We recently demonstrated the inhalation of hydrogen gas, a novel medical therapeutic gas, ameliorates ventilator-induced lung injury (VILI); however, the molecular mechanisms by which hydrogen ameliorates VILI remain unclear. Therefore, we investigated whether inhaled hydrogen gas modulates the nuclear factor-kappa B (NFκB) signaling pathway. VILI was generated in male C57BL6 mice by performing a tracheostomy and placing the mice on a mechanical ventilator (tidal volume of 30 ml/kg or 10 ml/kg without positive end-expiratory pressure). The ventilator delivered either 2% nitrogen or 2% hydrogen in balanced air. NFκB activation, as indicated by NFκB DNA binding, was detected by electrophoretic mobility shift assays and enzyme-linked immunosorbent assay. Hydrogen gas inhalation increased NFκB DNA binding after 1 h of ventilation and decreased NFκB DNA binding after 2 h of ventilation, as compared with controls. The early activation of NFκB during hydrogen treatment was correlated with elevated levels of the antiapoptotic protein Bcl-2 and decreased levels of Bax. Hydrogen inhalation increased oxygen tension, decreased lung edema, and decreased the expression of proinflammatory mediators. Chemical inhibition of early NFκB activation using SN50 reversed these protective effects. NFκB activation and an associated increase in the expression of Bcl-2 may contribute, in part, to the cytoprotective effects of hydrogen against apoptotic and inflammatory signaling pathway activation during VILI.

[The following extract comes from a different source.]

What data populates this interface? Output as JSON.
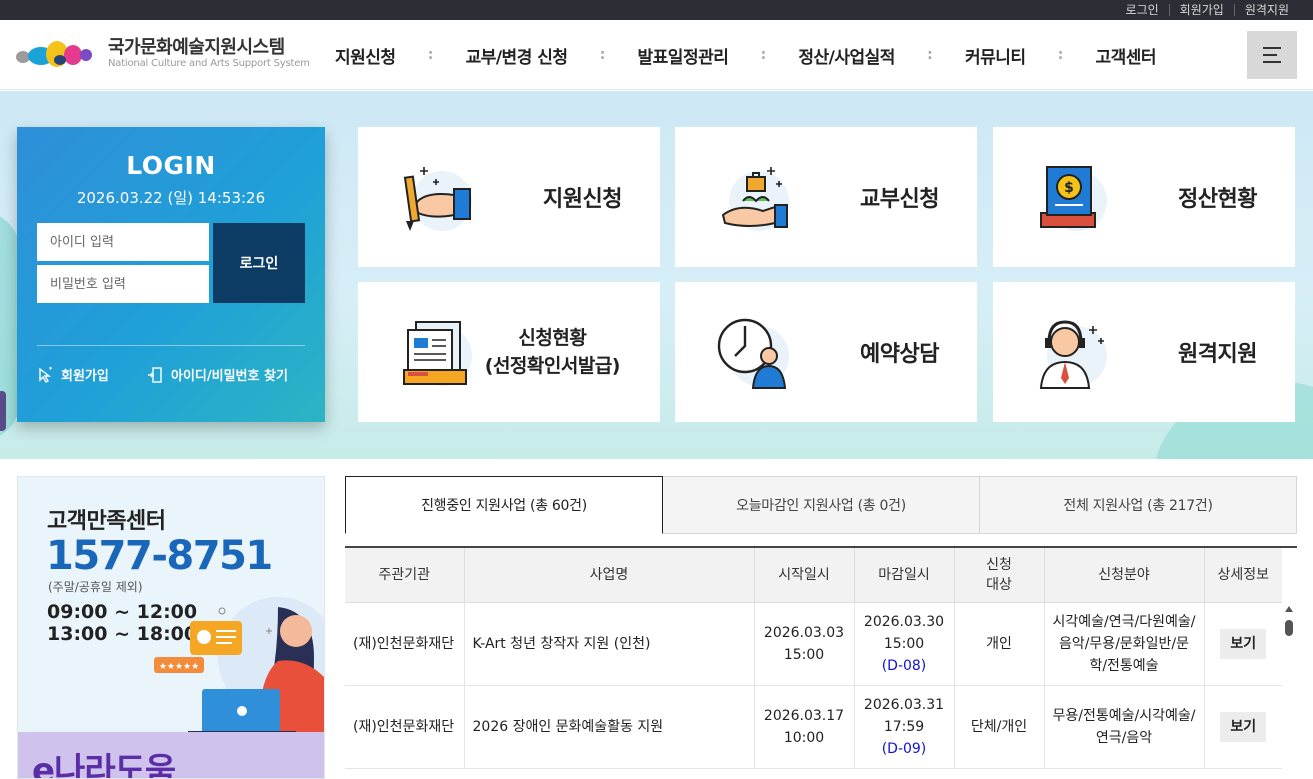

► Hydrogen is a regulatory molecule with antiinflammatory and antiapoptotic protective effects.
► There is very limited information on the pathways regulated in vivo by the hydrogen.
► Antiapoptotic abilities of hydrogen were explained by upregulation of the antiapoptotic gene.
► NFκB activation during hydrogen treatment was correlated with elevated antiapoptotic protein.
► NFκB activation associated with increase Bcl-2 may contribute to cytoprotection of hydrogen.